I am using the daily Bible reading schedule from “The Bible.net” for my daily Bible reading.

Today, I am reading and commenting on 1 Peter 1-5.

    This is the third day in a row where the passage instructs us to rejoice in the suffering we experience. However, we should strive not to do anything which would justify that suffering. The suffering we should seek is the suffering for doing good. We should be proud to suffer for doing good. There is nothing to our credit if we suffer for doing wrong, but if we suffer for doing good we are to be commended. Peter connects his instruction to rejoice in our suffering to his further instructions for us to live holy lives. The process for living such lives is to live sober lives, ridding ourselves of malice and deceit. When Peter says that we should remain sober, I do not think that he is referring to abstinence from alcohol (although I do not believe he would condone getting drunk either). Rather he is referring to not becoming irrationally exuberant. On the other hand, I do not believe that he means for us to be somber, considering that he just wrote that we should rejoice.

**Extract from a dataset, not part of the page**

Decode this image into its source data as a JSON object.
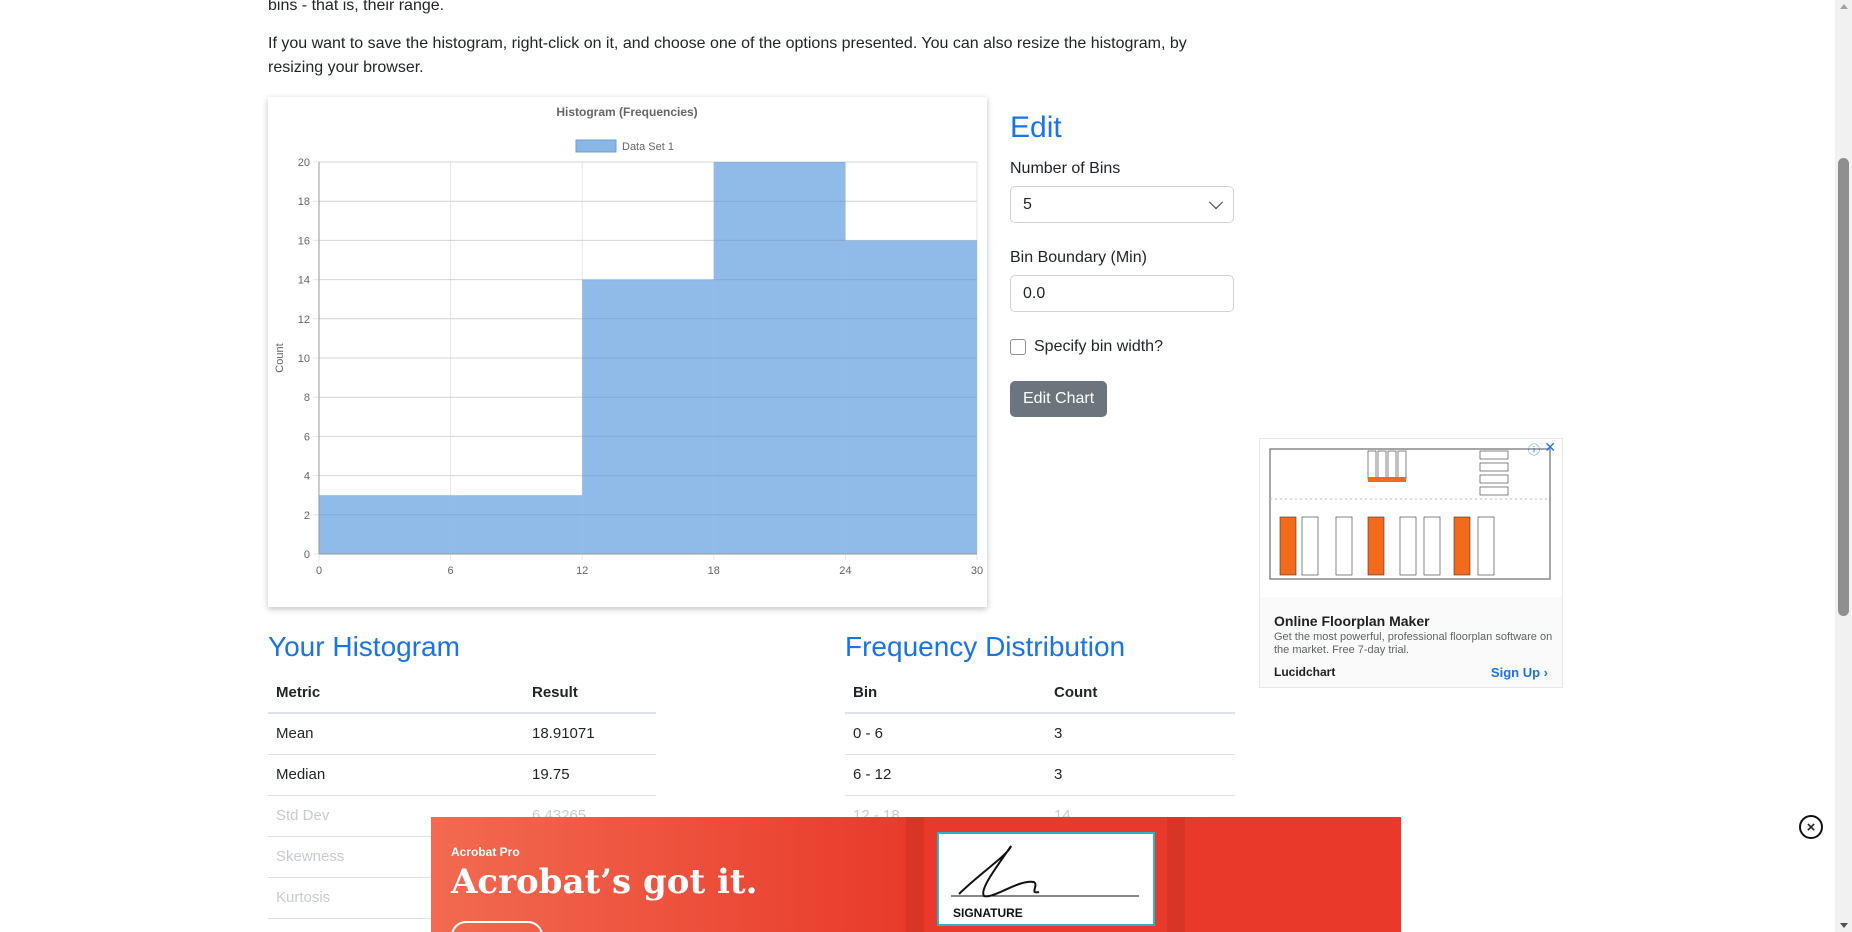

    Once more I struggle with the transition to the next thing I want to write about. Peter writes that we should live such good lives among the non-believers around us that, despite the fact that they will accuse us of wrongdoing, they will see our good deeds and glorify God. At least part of this applies to something I started advising my wife to do several years ago. I told her that when our non-Christian friends complained about the terrible things Christians do and say, she should say she was sorry, she hadn’t realized she was doing that. Her response was that they would say, “Oh not you, but other Christians are like that.” I pointed out to her, and told her to point out to them, the two of us are the only Christians most of those friends associate with. If we are not acting in those terrible ways, just exactly who is? My point here is that you are likely the only Christian, or one of only a very few Christians, your non-believer associates actually know. Peter is telling us to live our lives so that, when the time is right, we can ask them who do they trust more, the total stranger who is telling them how terrible Christians they have never met are, or their own judgment?